Dashboards: splunk-observability-dashboard-builder.
Detectors: splunk-observability-native-ops.
Component skills (composed): Nexus / Intersight / GPU child skills.

Out of scope

All children's out-of-scope items (NVIDIA GPU Operator install, DCGM Exporter install, NIM/vLLM/Milvus/Trident/Portworx/Redfish exporter deployment, OpenShift cluster bootstrap, Cisco Intersight account creation).

Validation

bash skills/splunk-observability-cisco-ai-pod-integration/scripts/validate.sh

Runs each child skill's validate.sh recursively, then adds AI-Pod-specific checks: oc get deployment -n intersight-otel, log tail for <release>-splunk-otel-collector-k8s-cluster-receiver, RBAC patch presence when endpoint-SD is used, optional SignalFlow probes for num_requests_running, milvus_proxy_req_count, vllm:e2e_request_latency_seconds.

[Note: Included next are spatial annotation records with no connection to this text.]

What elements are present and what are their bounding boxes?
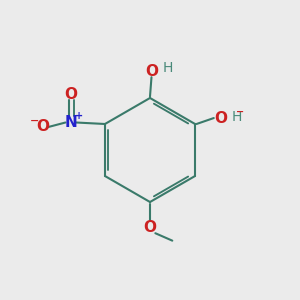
Text: N: N [64,115,77,130]
Text: −: − [29,116,39,125]
Text: H: H [163,61,173,75]
Text: O: O [214,110,227,125]
Text: O: O [143,220,157,235]
Text: +: + [75,111,83,121]
Text: O: O [64,87,77,102]
Text: −: − [236,106,244,116]
Text: H: H [232,110,242,124]
Text: O: O [36,119,49,134]
Text: O: O [145,64,158,79]
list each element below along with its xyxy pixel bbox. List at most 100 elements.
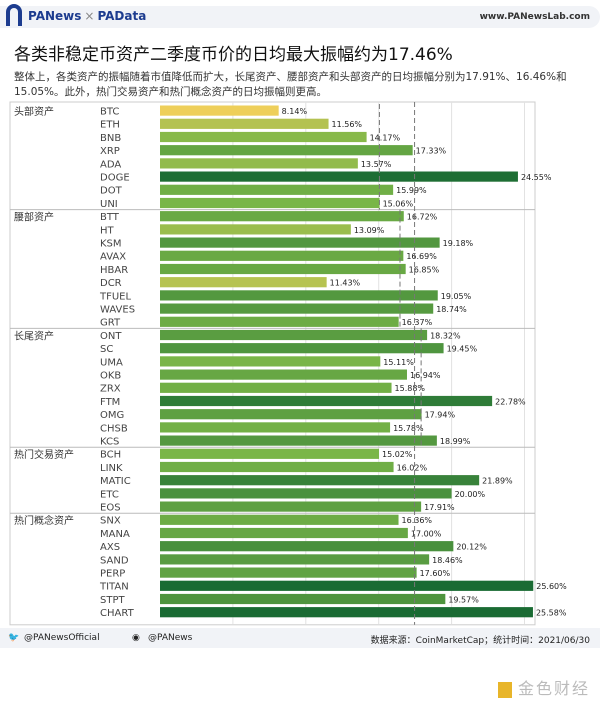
data-label: 13.09% (354, 226, 385, 235)
bar (160, 593, 446, 605)
bar (160, 303, 434, 314)
bar (160, 197, 380, 209)
data-label: 18.99% (440, 437, 471, 446)
category-label: MANA (100, 529, 130, 540)
category-label: EOS (100, 503, 121, 514)
category-label: ETC (100, 489, 119, 500)
category-label: DCR (100, 278, 122, 289)
bar-chart: 头部资产 BTC 8.14% ETH 11.56% BNB 14.17% XRP 17.33% A… (9, 101, 567, 626)
category-label: BTC (100, 107, 119, 118)
data-label: 17.33% (416, 147, 447, 156)
category-label: OKB (100, 371, 121, 382)
data-label: 16.94% (410, 371, 441, 380)
twitter-handle[interactable]: @PANewsOfficial (24, 633, 100, 643)
bar (160, 422, 391, 433)
category-label: STPT (100, 595, 125, 606)
bar (160, 356, 381, 367)
data-label: 11.56% (332, 120, 363, 129)
data-label: 14.17% (370, 133, 401, 142)
category-label: MATIC (100, 476, 131, 487)
category-label: UNI (100, 199, 118, 210)
bar (160, 607, 533, 618)
panews-logo-icon (6, 4, 22, 26)
category-label: XRP (100, 146, 120, 157)
data-label: 18.46% (432, 556, 463, 565)
data-label: 17.91% (424, 503, 455, 512)
data-label: 15.88% (395, 384, 426, 393)
bar (160, 277, 327, 288)
data-label: 21.89% (482, 477, 513, 486)
group-label: 腰部资产 (14, 211, 54, 224)
data-label: 16.72% (407, 213, 438, 222)
group-label: 热门概念资产 (14, 514, 74, 527)
category-label: TFUEL (99, 291, 131, 302)
data-label: 20.00% (455, 490, 486, 499)
bar (160, 237, 440, 248)
weibo-handle[interactable]: @PANews (148, 633, 193, 643)
category-label: GRT (100, 318, 121, 329)
bar (160, 501, 422, 512)
bar (160, 580, 534, 591)
data-label: 25.60% (536, 582, 567, 591)
category-label: ADA (100, 159, 121, 170)
category-label: SNX (100, 516, 121, 527)
bar (160, 184, 394, 195)
watermark: 金色财经 (497, 675, 590, 699)
bar (160, 435, 437, 446)
data-label: 19.18% (443, 239, 474, 248)
bar (160, 131, 367, 143)
data-label: 18.32% (430, 331, 461, 340)
bar (160, 263, 406, 275)
group-label: 长尾资产 (14, 329, 54, 342)
data-label: 22.78% (495, 397, 526, 406)
bar (160, 316, 399, 327)
data-label: 15.11% (383, 358, 414, 367)
watermark-text: 金色财经 (517, 679, 590, 698)
category-label: UMA (100, 357, 123, 368)
data-label: 15.02% (382, 450, 413, 459)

With --live, validation prefers oc, falls back to kubectl, passes --live through to child validators, and fails on Intersight OTLP export errors such as unknown service opentelemetry.proto.collector.metrics.v1.MetricsService.

See reference.md and references/composition-and-overlay-merge.md, nim-vllm-scrape-catalog.md, milvus-storage-redfish.md, openshift-scc.md, workshop-multi-tenant.md, ai-pod-dashboards-catalog.md, endpoints-rbac-patch.md, dual-pipeline-filtering.md, nim-scrape-modes.md, production-troubleshooting-atl-ocp2.md, troubleshooting.md for the full annexes.